Старуха взвизгнула. Ее скрючило так, словно тело свело внезапной судорогой, потом затрясло. Но… выпрямилась она уже через секунду и, тяжело дыша, процедила сквозь зубы:
– Надеешься справиться со мной, человечье отродье? Ну-ну!
Вероника и сама еле устояла на ногах, ощутив, какую боль причинила ведьме своим стоившим немалого труда бесстрашием.
На смену боли вновь явилось жгучее желание напасть, убить на месте проклятую тварь… но это было не ее желание. Оно принадлежало противнице. И бороться с ним оказалось куда трудней – теперь, когда все внимание ведьмы сконцентрировалось на одной Веронике…
Кажется, она взвалила на себя непосильную задачу. Но отступать было некуда.
Сказочница бросила короткий взгляд на капитана Хиббита, следившего за ними обеими с напряженным вниманием, и выпрямилась тоже. Закрыла глаза, чтобы не видеть искаженного злобой лица старухи. Сосредоточилась.
Не так уж много прожила она на свете, но что такое радость бытия, знала очень хорошо. Столько чудесного было на веку – солнце, цветы, друзья… вдохновение. Звонкий смех сына. Нежность матери… Можно только пожалеть несчастную, обреченную жить в одиночестве и ненависти. Вряд ли та когда-нибудь…
Вероника снова услышала пронзительный визг:
– Прекрати!.. – но не открыла глаз.
Вряд ли та хотя бы понимала, что это значит – заливаться слезами над книгой. Радоваться удаче друга. Ждать гостей, убрав к празднику свой дом. Танцевать…
Старуха визжала все громче.
Для служительницы Мат Мара каждая картинка, возникавшая в воображении неустрашимой смертной женщины, была подобна капле раскаленного свинца. Обжигала плоть и сводила с ума… Вероника, поневоле чувствуя то же, что и она, и едва сдерживаясь, чтобы не кричать, даже ощутила на мгновение искреннюю жалость к ней, но это только усилило мучения ведьмы. И сказочница все же вскрикнула, не стерпев жгучей боли, и мысли у нее разбежались.
Открыв глаза, она увидела, что старуха, корчась, катается по земле.
Ей и самой хотелось скорчиться и упасть… Но, борясь со слабостью, она повернулась к Каролю.
– Бегите! – сказал он, как только они встретились взглядами.
– Как вы… вам очень плохо? – быстро спросила она вместо ответа.
– Нет. Не беспокойтесь обо мне, спасайте себя!
– Сейчас!
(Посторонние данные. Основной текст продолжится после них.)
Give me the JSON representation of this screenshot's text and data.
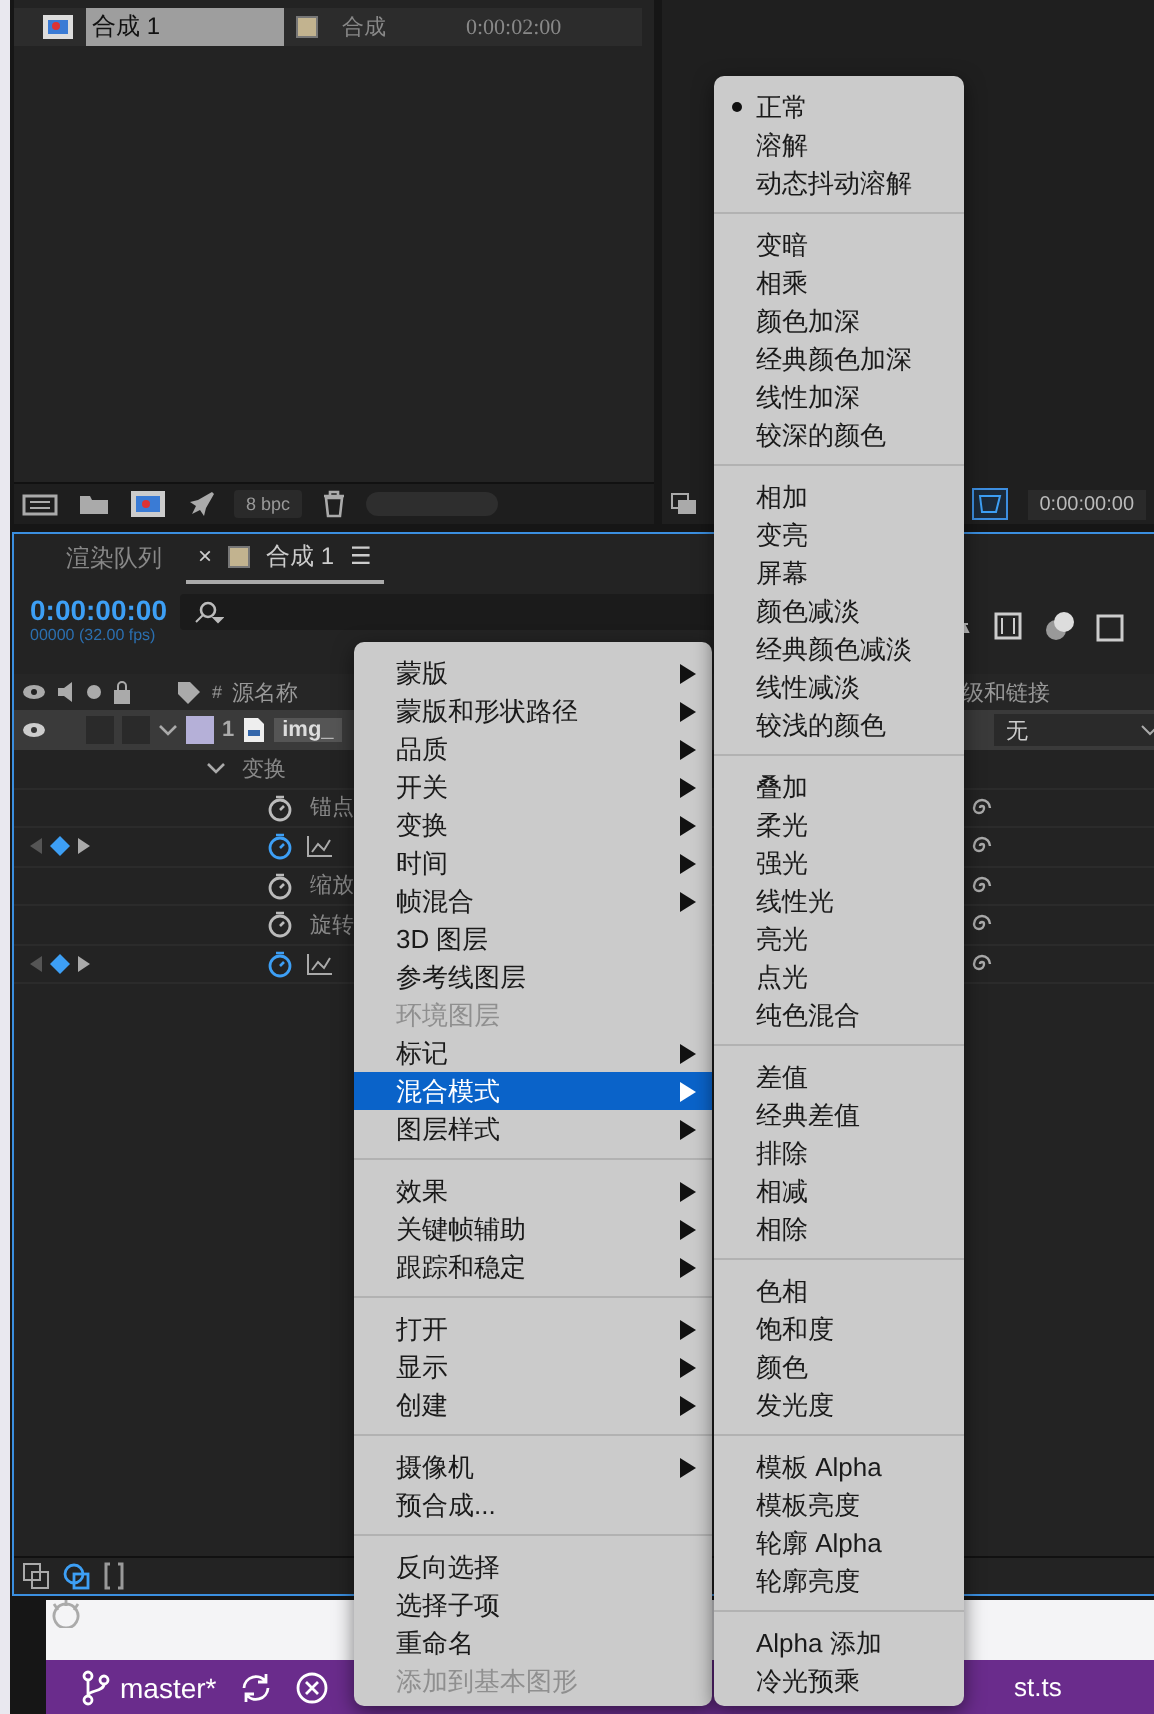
{
  "project_panel": {
    "items": [
      {
        "name": "合成 1",
        "type": "合成",
        "duration": "0:00:02:00",
        "color": "#c2b38f",
        "selected": true
      }
    ],
    "bpc": "8 bpc"
  },
  "viewer": {
    "time": "0:00:00:00"
  },
  "timeline": {
    "tabs": [
      {
        "label": "渲染队列",
        "selected": false
      },
      {
        "label": "合成 1",
        "selected": true,
        "close": "×",
        "menu": "☰",
        "color": "#c2b38f"
      }
    ],
    "timecode": "0:00:00:00",
    "frame_info": "00000 (32.00 fps)",
    "columns": {
      "hash": "#",
      "source_name": "源名称",
      "parent": "级和链接"
    },
    "layer": {
      "number": "1",
      "name": "img_",
      "color": "#b5b0d8",
      "parent": "无",
      "expanded": true
    },
    "properties": [
      {
        "label": "变换",
        "kind": "group",
        "expanded": true
      },
      {
        "label": "锚点",
        "kind": "prop",
        "animated": false
      },
      {
        "kind": "prop",
        "animated": true
      },
      {
        "label": "缩放",
        "kind": "prop",
        "animated": false
      },
      {
        "label": "旋转",
        "kind": "prop",
        "animated": false
      },
      {
        "kind": "prop",
        "animated": true
      }
    ]
  },
  "context_menu": {
    "groups": [
      [
        {
          "label": "蒙版",
          "submenu": true,
          "disabled": false,
          "selected": false
        },
        {
          "label": "蒙版和形状路径",
          "submenu": true,
          "disabled": false,
          "selected": false
        },
        {
          "label": "品质",
          "submenu": true,
          "disabled": false,
          "selected": false
        },
        {
          "label": "开关",
          "submenu": true,
          "disabled": false,
          "selected": false
        },
        {
          "label": "变换",
          "submenu": true,
          "disabled": false,
          "selected": false
        },
        {
          "label": "时间",
          "submenu": true,
          "disabled": false,
          "selected": false
        },
        {
          "label": "帧混合",
          "submenu": true,
          "disabled": false,
          "selected": false
        },
        {
          "label": "3D 图层",
          "submenu": false,
          "disabled": false,
          "selected": false
        },
        {
          "label": "参考线图层",
          "submenu": false,
          "disabled": false,
          "selected": false
        },
        {
          "label": "环境图层",
          "submenu": false,
          "disabled": true,
          "selected": false
        },
        {
          "label": "标记",
          "submenu": true,
          "disabled": false,
          "selected": false
        },
        {
          "label": "混合模式",
          "submenu": true,
          "disabled": false,
          "selected": true
        },
        {
          "label": "图层样式",
          "submenu": true,
          "disabled": false,
          "selected": false
        }
      ],
      [
        {
          "label": "效果",
          "submenu": true,
          "disabled": false,
          "selected": false
        },
        {
          "label": "关键帧辅助",
          "submenu": true,
          "disabled": false,
          "selected": false
        },
        {
          "label": "跟踪和稳定",
          "submenu": true,
          "disabled": false,
          "selected": false
        }
      ],
      [
        {
          "label": "打开",
          "submenu": true,
          "disabled": false,
          "selected": false
        },
        {
          "label": "显示",
          "submenu": true,
          "disabled": false,
          "selected": false
        },
        {
          "label": "创建",
          "submenu": true,
          "disabled": false,
          "selected": false
        }
      ],
      [
        {
          "label": "摄像机",
          "submenu": true,
          "disabled": false,
          "selected": false
        },
        {
          "label": "预合成...",
          "submenu": false,
          "disabled": false,
          "selected": false
        }
      ],
      [
        {
          "label": "反向选择",
          "submenu": false,
          "disabled": false,
          "selected": false
        },
        {
          "label": "选择子项",
          "submenu": false,
          "disabled": false,
          "selected": false
        },
        {
          "label": "重命名",
          "submenu": false,
          "disabled": false,
          "selected": false
        },
        {
          "label": "添加到基本图形",
          "submenu": false,
          "disabled": true,
          "selected": false
        }
      ]
    ]
  },
  "blend_submenu": {
    "groups": [
      [
        {
          "label": "正常",
          "checked": true
        },
        {
          "label": "溶解",
          "checked": false
        },
        {
          "label": "动态抖动溶解",
          "checked": false
        }
      ],
      [
        {
          "label": "变暗",
          "checked": false
        },
        {
          "label": "相乘",
          "checked": false
        },
        {
          "label": "颜色加深",
          "checked": false
        },
        {
          "label": "经典颜色加深",
          "checked": false
        },
        {
          "label": "线性加深",
          "checked": false
        },
        {
          "label": "较深的颜色",
          "checked": false
        }
      ],
      [
        {
          "label": "相加",
          "checked": false
        },
        {
          "label": "变亮",
          "checked": false
        },
        {
          "label": "屏幕",
          "checked": false
        },
        {
          "label": "颜色减淡",
          "checked": false
        },
        {
          "label": "经典颜色减淡",
          "checked": false
        },
        {
          "label": "线性减淡",
          "checked": false
        },
        {
          "label": "较浅的颜色",
          "checked": false
        }
      ],
      [
        {
          "label": "叠加",
          "checked": false
        },
        {
          "label": "柔光",
          "checked": false
        },
        {
          "label": "强光",
          "checked": false
        },
        {
          "label": "线性光",
          "checked": false
        },
        {
          "label": "亮光",
          "checked": false
        },
        {
          "label": "点光",
          "checked": false
        },
        {
          "label": "纯色混合",
          "checked": false
        }
      ],
      [
        {
          "label": "差值",
          "checked": false
        },
        {
          "label": "经典差值",
          "checked": false
        },
        {
          "label": "排除",
          "checked": false
        },
        {
          "label": "相减",
          "checked": false
        },
        {
          "label": "相除",
          "checked": false
        }
      ],
      [
        {
          "label": "色相",
          "checked": false
        },
        {
          "label": "饱和度",
          "checked": false
        },
        {
          "label": "颜色",
          "checked": false
        },
        {
          "label": "发光度",
          "checked": false
        }
      ],
      [
        {
          "label": "模板 Alpha",
          "checked": false
        },
        {
          "label": "模板亮度",
          "checked": false
        },
        {
          "label": "轮廓 Alpha",
          "checked": false
        },
        {
          "label": "轮廓亮度",
          "checked": false
        }
      ],
      [
        {
          "label": "Alpha 添加",
          "checked": false
        },
        {
          "label": "冷光预乘",
          "checked": false
        }
      ]
    ]
  },
  "status_bar": {
    "branch": "master*",
    "file": "st.ts"
  }
}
Неужели вы думаете, что я вас брошу?
– Мне уже не помочь… бегите же!!!
Визг прекратился, и Вероника торопливо развернулась к ведьме.
Та, сотрясаясь всем телом, поднималась на ноги, и в глазах ее пылало нечеловеческое бешенство.
Злоба прислужницы Мат Мара пересилила даже телесную муку, так жалила ее забота смертных друг о друге!.. И пока Вероника отчаянным усилием подавляла вновь вспыхнувшее в душе желание убить, в голове у нее пронеслась неожиданная мысль – не служит ли сейчас Мат Мару и она сама, причиняя боль живому существу? Ведь бросельянскому злу приятно и желанно любое страдание! Вдруг она станет такой же ведьмой…
Додумать она не успела. Старуха перевела свой пылающий взгляд на Кароля. Вновь зашевелила губами…
Капитан только простонал негромко, когда каменная тяжесть поднялась ему до пояса.